More importantly the authors of Loving Learning do little to address the larger question of how progressive school models can – in fact – save America’s schools. For example, while Little addresses how some progressive schools offer grants to intentionally accommodate students from low-income families, he does not provide insight into how the issue of providing small class sizes, field trips, and resource-intensive education can be funded in any larger-scale, public school model.
Or, while Little and Ellison provide arguments against standardized testing and provide alternatives, there is not much here for a public school teacher or administrator to use when facing legal requirements imposed by their districts and states.
Moreover, Little is in perpetual praise of the teachers at Park Day and other progressive schools, who by all accounts do appear to be exceptional in both their natural talent and work ethic, but the authors do little to address the negative aspect of such exceptionality. There is consideration of how the progressive model could expand if it requires such elite teachers – a cadre that may represent only a small fraction of the teachers in America.
Finally, as an academic I would have preferred that the references throughout the book be more traceable (Ellison’s background as a journalist often appears in the format of citations, which are often “according to Vygotsky” in nature), but I understand that the authors’ target audience is more broadly parents and teachers for whom a decidedly academic bent would be distracting. However, I did find the top ten books/studies related to the benefits of progressive education in an appendix to be helpful as a good place to start further study.

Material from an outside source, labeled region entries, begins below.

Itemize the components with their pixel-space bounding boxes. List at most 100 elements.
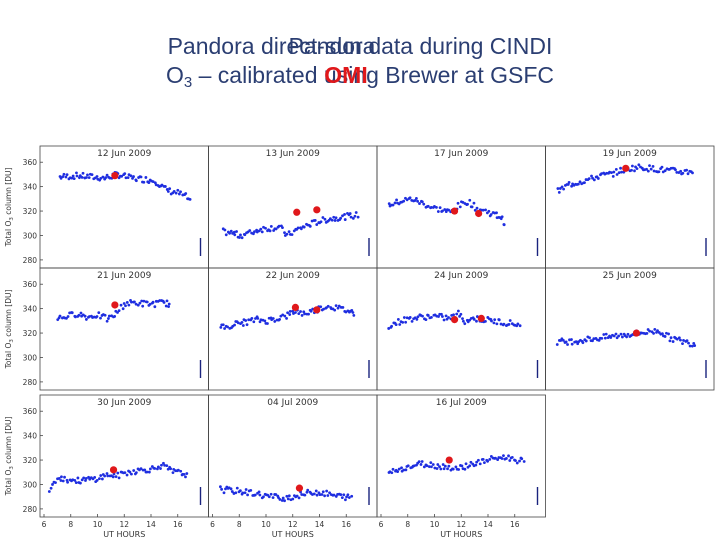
pandora-point [393,201,397,205]
pandora-point [291,309,295,313]
pandora-point [439,467,443,471]
pandora-point [266,322,269,325]
pandora-point [241,324,245,327]
pandora-point [259,227,263,231]
pandora-point [401,320,405,324]
pandora-point [332,493,336,497]
x-axis-label: UT HOURS [440,530,482,539]
panel-frame [376,394,546,518]
pandora-point [73,478,77,482]
pandora-point [576,182,580,186]
pandora-point [120,174,124,178]
pandora-point [243,491,247,495]
x-tick-label: 16 [341,520,351,529]
pandora-point [619,166,622,170]
pandora-point [447,464,451,468]
pandora-point [651,164,655,168]
pandora-point [122,302,126,305]
pandora-point [134,179,138,183]
panel-date-label: 24 Jun 2009 [434,271,488,281]
pandora-point [169,467,173,471]
pandora-point [674,168,677,172]
pandora-point [475,319,478,323]
ozone-symbol: O [165,62,184,88]
pandora-point [663,335,667,338]
pandora-point [156,465,160,469]
y-tick-label: 360 [23,407,38,416]
pandora-point [249,488,253,492]
x-tick-label: 10 [261,520,271,529]
pandora-point [278,498,282,501]
title-line-1: Pandora direct-sun data during CINDI Pan… [0,33,720,60]
title-line-2: O3 – calibrated using Brewer at GSFC OMI [0,62,720,91]
pandora-point [464,462,468,466]
pandora-point [312,492,316,496]
pandora-point [557,190,561,194]
pandora-point [223,327,226,330]
pandora-point [502,454,505,458]
pandora-point [95,315,99,318]
pandora-point [413,199,417,202]
pandora-point [396,470,400,473]
pandora-point [653,328,657,331]
pandora-point [133,300,136,304]
pandora-point [285,232,289,236]
pandora-point [243,233,247,237]
pandora-point [562,187,566,191]
pandora-point [455,312,459,316]
pandora-point [693,344,697,347]
pandora-point [58,314,62,318]
y-tick-label: 360 [23,158,38,167]
pandora-point [421,314,424,318]
pandora-point [86,173,89,177]
pandora-point [603,336,607,340]
pandora-point [233,233,237,237]
pandora-point [250,316,254,320]
pandora-point [395,198,398,202]
pandora-point [671,340,675,343]
panel-frame [208,267,378,391]
pandora-point [232,230,236,234]
pandora-point [602,333,606,336]
pandora-point [87,176,91,180]
pandora-point [136,303,140,307]
pandora-point [332,215,336,219]
pandora-point [236,321,240,325]
pandora-point [182,472,186,476]
pandora-point [391,467,395,471]
pandora-point [415,317,419,321]
pandora-point [248,229,252,232]
pandora-point [75,174,79,178]
pandora-point [556,187,560,190]
pandora-point [106,474,110,478]
pandora-point [343,213,346,216]
pandora-point [337,304,341,308]
pandora-point [346,493,350,497]
pandora-point [330,218,334,222]
pandora-point [660,332,664,336]
pandora-point [121,307,125,311]
title-line-2-rest: – calibrated using Brewer at GSFC [192,62,554,88]
panel-date-label: 04 Jul 2009 [267,398,318,408]
pandora-point [614,167,618,171]
pandora-point [463,467,467,471]
pandora-point [493,318,497,322]
pandora-point [165,299,169,303]
pandora-point [481,208,485,212]
y-axis-label: Total O3 column [DU] [4,417,15,497]
pandora-point [350,494,354,498]
ozone-subscript: 3 [183,74,193,91]
pandora-point [145,470,149,474]
pandora-point [408,316,412,319]
pandora-point [681,342,684,345]
pandora-point [652,332,655,335]
pandora-point [166,467,170,471]
pandora-point [308,224,312,228]
pandora-point [454,465,458,469]
pandora-point [90,173,94,177]
pandora-point [681,171,685,175]
pandora-point [179,190,182,194]
pandora-point [502,223,506,227]
pandora-point [430,465,433,469]
pandora-point [322,307,325,311]
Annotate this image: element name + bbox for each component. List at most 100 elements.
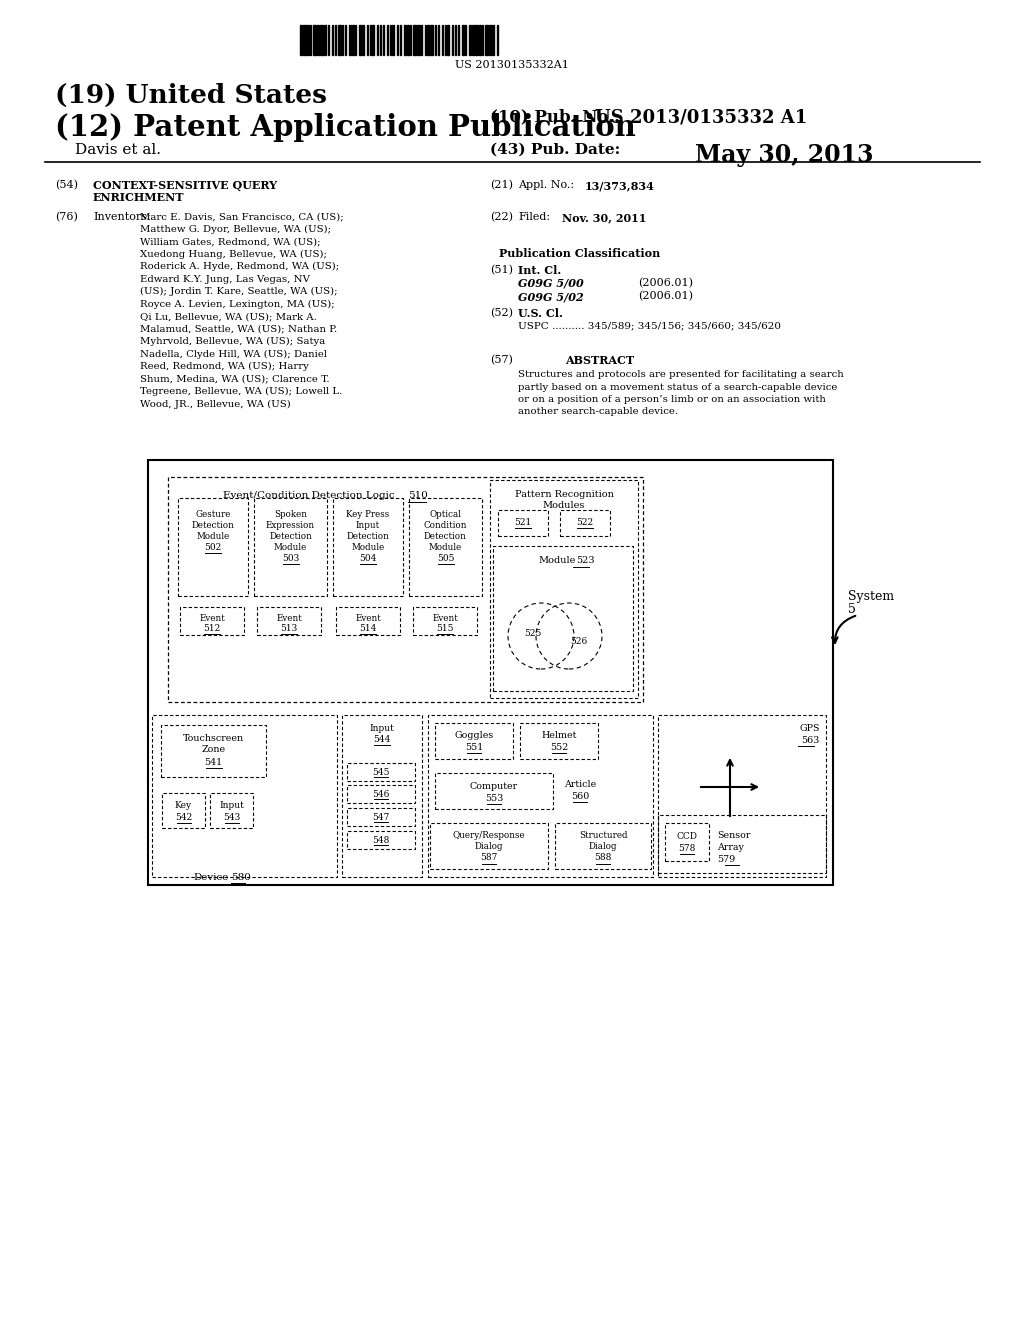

Right for one! Right for all?
Loving Learning took me by surprise. I was honestly amazed at how much ground Little and Ellison covered in this short work, which simultaneously provided me a rich understanding of progressivism and its role in American education and made me want to both work in and send my children to a progressive school.
I don’t yet see how progressive schools can change the landscape in American education as a whole, but as a believer in grassroots, I’m happy to know that they are there. I – for one – would be glad now to call myself a progressive educator. I do love learning, after all.
Eric Moore has served as a teacher on three continents in his eight years as an educator. He is an education PhD candidate at the University of Tennessee, where he is also serving as a graduate assistant. Eric has earned numerous scholarships and a fellowship for his championing of social justice in education and his commitment to diversity. His most recent publication regarding postsecondary programs for individuals with intellectual disabilities was published in the Journal of Intellectual Disabilities.